From 4 July 1909, the Seebach-Wettingen line was again operated with steam traction and the overhead lines were dismantled. Because it was a secondary line with easy gradients, SBB did not consider it economical for electric operation. Locomotives No. 1 and 2 were stored and, in 1919, were sold to SBB. Locomotive No. 3 returned to Berlin and was converted there into a DC locomotive. In 1944 it was destroyed in a bombing raid.
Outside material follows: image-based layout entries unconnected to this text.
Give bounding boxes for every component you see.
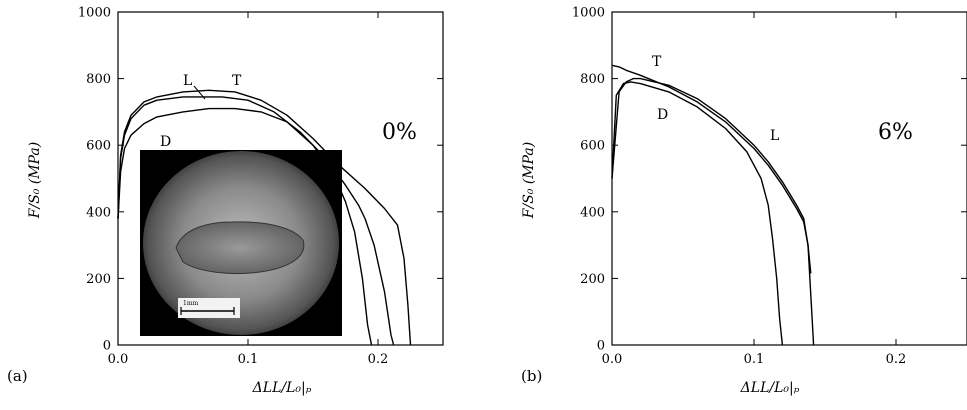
- curve-b-D: [611, 81, 784, 346]
- curve-label-a-L: L: [183, 73, 192, 89]
- axes-ticks-b: 0 200 400 600 800 1000 0.0 0.1 0.2: [572, 6, 967, 367]
- inset-scale-bar-label: 1mm: [183, 300, 199, 307]
- curve-labels-b: T D L: [652, 54, 779, 144]
- curve-a-T: [117, 89, 412, 346]
- x-tick-label-a-1: 0.1: [238, 352, 259, 367]
- x-axis-label-b: ΔLL/L₀|ₚ: [740, 380, 800, 396]
- y-tick-label-a-800: 800: [86, 72, 111, 87]
- curve-a-D: [117, 107, 373, 346]
- curve-a-L: [117, 96, 395, 346]
- y-tick-label-b-0: 0: [597, 339, 605, 354]
- curve-label-b-D: D: [657, 107, 668, 123]
- y-tick-label-a-200: 200: [86, 272, 111, 287]
- curve-b-L: [611, 77, 812, 274]
- panel-label-b: (b): [521, 367, 542, 385]
- inset-scale-bar-box: [178, 298, 240, 318]
- curves-a: [117, 89, 412, 346]
- y-axis-label-b: F/S₀ (MPa): [521, 142, 537, 219]
- inset-fracture-image: 1mm: [140, 150, 342, 336]
- y-tick-label-a-1000: 1000: [78, 6, 111, 21]
- y-tick-label-b-800: 800: [580, 72, 605, 87]
- strain-label-a: 0%: [382, 120, 417, 145]
- strain-label-b: 6%: [878, 120, 913, 145]
- curve-label-a-L-leader: [193, 85, 206, 100]
- y-tick-label-a-400: 400: [86, 205, 111, 220]
- y-tick-label-a-0: 0: [103, 339, 111, 354]
- curve-label-b-L: L: [770, 128, 779, 144]
- x-tick-label-b-0: 0.0: [602, 352, 623, 367]
- y-tick-label-b-600: 600: [580, 139, 605, 154]
- curve-label-b-T: T: [652, 54, 662, 70]
- x-tick-label-a-0: 0.0: [108, 352, 129, 367]
- y-tick-label-a-600: 600: [86, 139, 111, 154]
- y-axis-label-a: F/S₀ (MPa): [27, 142, 43, 219]
- inset-fracture-core: [175, 221, 305, 275]
- x-tick-label-a-2: 0.2: [368, 352, 389, 367]
- y-tick-label-b-1000: 1000: [572, 6, 605, 21]
- x-axis-label-a: ΔLL/L₀|ₚ: [252, 380, 312, 396]
- curve-b-T: [611, 64, 815, 346]
- plot-frame-a: [117, 11, 444, 346]
- x-tick-label-b-2: 0.2: [886, 352, 907, 367]
- curve-labels-a: L T D: [160, 73, 242, 150]
- panel-label-a: (a): [7, 367, 28, 385]
- curve-label-a-T: T: [232, 73, 242, 89]
- y-tick-label-b-200: 200: [580, 272, 605, 287]
- axes-ticks-a: 0 200 400 600 800 1000 0.0 0.1 0.2: [78, 6, 443, 367]
- curve-label-a-D: D: [160, 134, 171, 150]
- y-tick-label-b-400: 400: [580, 205, 605, 220]
- x-tick-label-b-1: 0.1: [744, 352, 765, 367]
- curves-b: [611, 64, 815, 346]
- plot-frame-b: [611, 11, 967, 346]
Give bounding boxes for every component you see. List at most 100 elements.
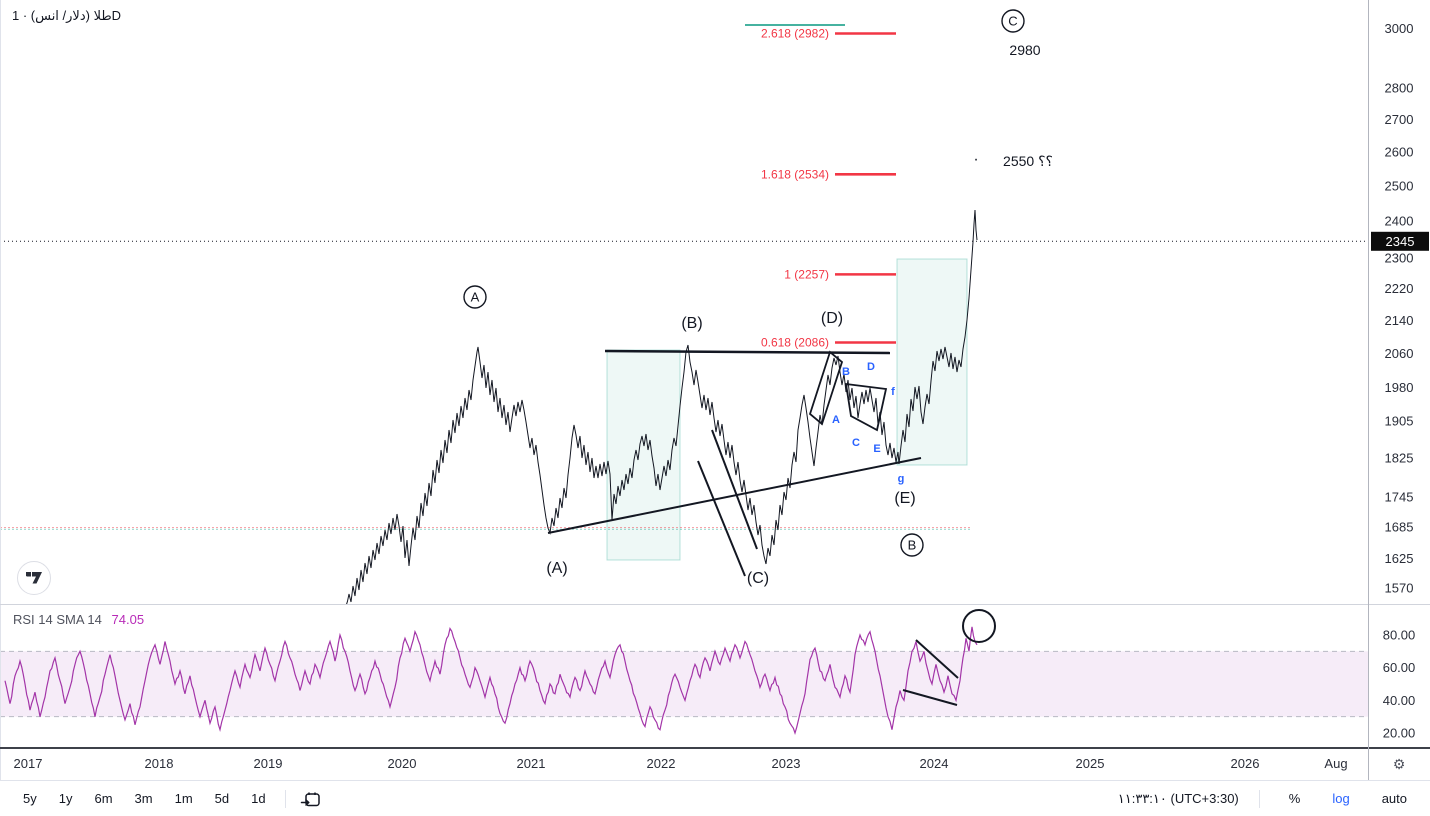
time-tick-label: Aug bbox=[1324, 756, 1347, 771]
minor-wave-label[interactable]: E bbox=[873, 443, 880, 455]
time-tick-label: 2018 bbox=[145, 756, 174, 771]
price-tick-label: 1570 bbox=[1385, 581, 1414, 596]
time-tick-label: 2025 bbox=[1076, 756, 1105, 771]
rsi-legend: RSI 14 SMA 14 74.05 bbox=[13, 612, 144, 627]
price-tick-label: 1625 bbox=[1385, 551, 1414, 566]
time-tick-label: 2021 bbox=[517, 756, 546, 771]
range-5y-button[interactable]: 5y bbox=[14, 788, 46, 809]
fib-level-label: 1.618 (2534) bbox=[761, 167, 829, 181]
trend-line[interactable] bbox=[547, 457, 922, 534]
rsi-indicator-pane[interactable] bbox=[0, 609, 1368, 735]
main-price-pane[interactable]: 2.618 (2982) 1.618 (2534) 1 (2257) 0.618 (2… bbox=[0, 9, 1368, 606]
price-tick-label: 2300 bbox=[1385, 251, 1414, 266]
current-price-badge-label: 2345 bbox=[1386, 234, 1415, 249]
price-tick-label: 2700 bbox=[1385, 112, 1414, 127]
rsi-tick-label: 80.00 bbox=[1383, 628, 1416, 643]
rsi-axis[interactable]: 80.00 60.00 40.00 20.00 bbox=[1383, 628, 1416, 741]
range-6m-button[interactable]: 6m bbox=[85, 788, 121, 809]
fib-level-label: 0.618 (2086) bbox=[761, 335, 829, 349]
price-tick-label: 3000 bbox=[1385, 21, 1414, 36]
wave-label[interactable]: (E) bbox=[894, 490, 915, 507]
price-tick-label: 1905 bbox=[1385, 413, 1414, 428]
minor-wave-label[interactable]: g bbox=[898, 473, 905, 485]
current-price-badge bbox=[1371, 231, 1429, 251]
symbol-title: طلا (دلار/ انس) · 1D bbox=[12, 8, 122, 23]
wave-label[interactable]: (D) bbox=[821, 310, 843, 327]
rsi-tick-label: 20.00 bbox=[1383, 726, 1416, 741]
rsi-line[interactable] bbox=[4, 626, 978, 735]
rsi-highlight-circle[interactable] bbox=[962, 609, 996, 643]
trend-line[interactable] bbox=[604, 349, 891, 355]
rsi-legend-value: 74.05 bbox=[111, 612, 145, 627]
wave-label[interactable]: (B) bbox=[681, 315, 702, 332]
range-3m-button[interactable]: 3m bbox=[126, 788, 162, 809]
minor-wave-label[interactable]: A bbox=[832, 414, 840, 426]
wave-label[interactable]: (C) bbox=[747, 570, 769, 587]
time-axis[interactable]: 2017 2018 2019 2020 2021 2022 2023 2024 2025 2026… bbox=[14, 756, 1406, 772]
time-tick-label: 2017 bbox=[14, 756, 43, 771]
range-1m-button[interactable]: 1m bbox=[166, 788, 202, 809]
auto-scale-button[interactable]: auto bbox=[1373, 788, 1416, 809]
rsi-band-fill bbox=[0, 651, 1368, 717]
circled-wave-letter: C bbox=[1008, 14, 1017, 29]
fib-level-label: 1 (2257) bbox=[784, 267, 829, 281]
toolbar-right: ۱۱:۳۳:۱۰ (UTC+3:30) % log auto bbox=[1118, 788, 1416, 809]
highlight-box[interactable] bbox=[606, 349, 681, 561]
price-tick-label: 1825 bbox=[1385, 451, 1414, 466]
price-tick-label: 2060 bbox=[1385, 346, 1414, 361]
go-to-date-button[interactable] bbox=[296, 787, 326, 811]
price-target-text[interactable]: 2980 bbox=[1009, 42, 1040, 58]
price-series[interactable] bbox=[346, 209, 978, 606]
price-tick-label: 2220 bbox=[1385, 281, 1414, 296]
percent-scale-button[interactable]: % bbox=[1280, 788, 1310, 809]
price-tick-label: 1685 bbox=[1385, 520, 1414, 535]
circled-wave-label[interactable] bbox=[900, 533, 924, 557]
channel-shape[interactable] bbox=[844, 382, 888, 432]
range-buttons: 5y 1y 6m 3m 1m 5d 1d bbox=[14, 787, 326, 811]
rsi-legend-name: RSI 14 SMA 14 bbox=[13, 612, 102, 627]
price-tick-label: 2600 bbox=[1385, 145, 1414, 160]
rsi-tick-label: 40.00 bbox=[1383, 693, 1416, 708]
range-1d-button[interactable]: 1d bbox=[242, 788, 274, 809]
price-target-text[interactable]: · bbox=[973, 151, 978, 168]
fib-extension-tool[interactable]: 2.618 (2982) 1.618 (2534) 1 (2257) 0.618 (2… bbox=[761, 26, 896, 349]
circled-wave-label[interactable] bbox=[463, 285, 487, 309]
highlight-box[interactable] bbox=[896, 258, 968, 466]
fib-level-label: 2.618 (2982) bbox=[761, 26, 829, 40]
price-target-text[interactable]: 2550 ؟؟ bbox=[1003, 153, 1053, 169]
range-1y-button[interactable]: 1y bbox=[50, 788, 82, 809]
price-tick-label: 1980 bbox=[1385, 380, 1414, 395]
wave-label[interactable]: (A) bbox=[546, 560, 567, 577]
time-tick-label: 2024 bbox=[920, 756, 949, 771]
tradingview-logo-icon bbox=[26, 572, 42, 584]
circled-wave-letter: B bbox=[908, 538, 917, 553]
minor-wave-label[interactable]: D bbox=[867, 361, 875, 373]
price-tick-label: 2140 bbox=[1385, 313, 1414, 328]
calendar-arrow-icon bbox=[300, 792, 320, 806]
price-tick-label: 1745 bbox=[1385, 489, 1414, 504]
log-scale-button[interactable]: log bbox=[1323, 788, 1358, 809]
toolbar-divider bbox=[1258, 789, 1260, 808]
rsi-trend-line[interactable] bbox=[902, 689, 958, 706]
minor-wave-label[interactable]: B bbox=[842, 366, 850, 378]
trend-line[interactable] bbox=[697, 460, 746, 577]
pane-separators bbox=[0, 0, 1430, 781]
price-tick-label: 2400 bbox=[1385, 214, 1414, 229]
time-tick-label: 2020 bbox=[388, 756, 417, 771]
time-tick-label: 2026 bbox=[1231, 756, 1260, 771]
trend-line[interactable] bbox=[711, 429, 758, 550]
minor-wave-label[interactable]: f bbox=[891, 386, 895, 398]
price-axis[interactable]: 3000 2800 2700 2600 2500 2400 2300 2220 2140 2060… bbox=[1371, 21, 1429, 596]
circled-wave-label[interactable] bbox=[1001, 9, 1025, 33]
chart-canvas[interactable]: 2.618 (2982) 1.618 (2534) 1 (2257) 0.618 (2… bbox=[0, 0, 1430, 781]
clock-label[interactable]: ۱۱:۳۳:۱۰ (UTC+3:30) bbox=[1117, 790, 1239, 806]
channel-shape[interactable] bbox=[808, 350, 844, 426]
price-line[interactable] bbox=[346, 209, 978, 606]
tradingview-logo[interactable] bbox=[17, 561, 51, 595]
chart-settings-gear-icon[interactable]: ⚙ bbox=[1393, 756, 1406, 772]
range-5d-button[interactable]: 5d bbox=[206, 788, 238, 809]
rsi-trend-line[interactable] bbox=[915, 639, 959, 679]
minor-wave-label[interactable]: C bbox=[852, 437, 860, 449]
circled-wave-letter: A bbox=[471, 290, 480, 305]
Despite the cessation of operations, the attempt was successful. In 1907, MFO supplied railcars BCFe 4/4 to the Maggiatalbahn for operation at 5000 volts, 20 Hertz. In July 1910, the Bernese Alpine Railway Company Bern - Lötschberg - Simplon (BLS) opened its Spiez-Frutigen test track electrified at 15,000 Volts, 15 Hertz. In 1913, Prussia, Bavaria and Baden jointly defined a traction current frequency of 16 2/3 Hz, whereupon the BLS also adopted this frequency. On 15 July 1913, the BLS started continuous operation between Spiez and Brig using 15,000 volts, 16 2/3 Hertz. In the same year, the Rhaetian Railway opened its Engadine line using 16 2/3 Hertz, but with a voltage of 11,000 volts. From 7 July 1919, the SBB operated their feeder line from Bern-Thun to Lötschbergstrecke using 15,000 volts, 16 2/3 Hertz and from 28 May 1922, the trains on the Gotthard route of the SBB began to operate electrically.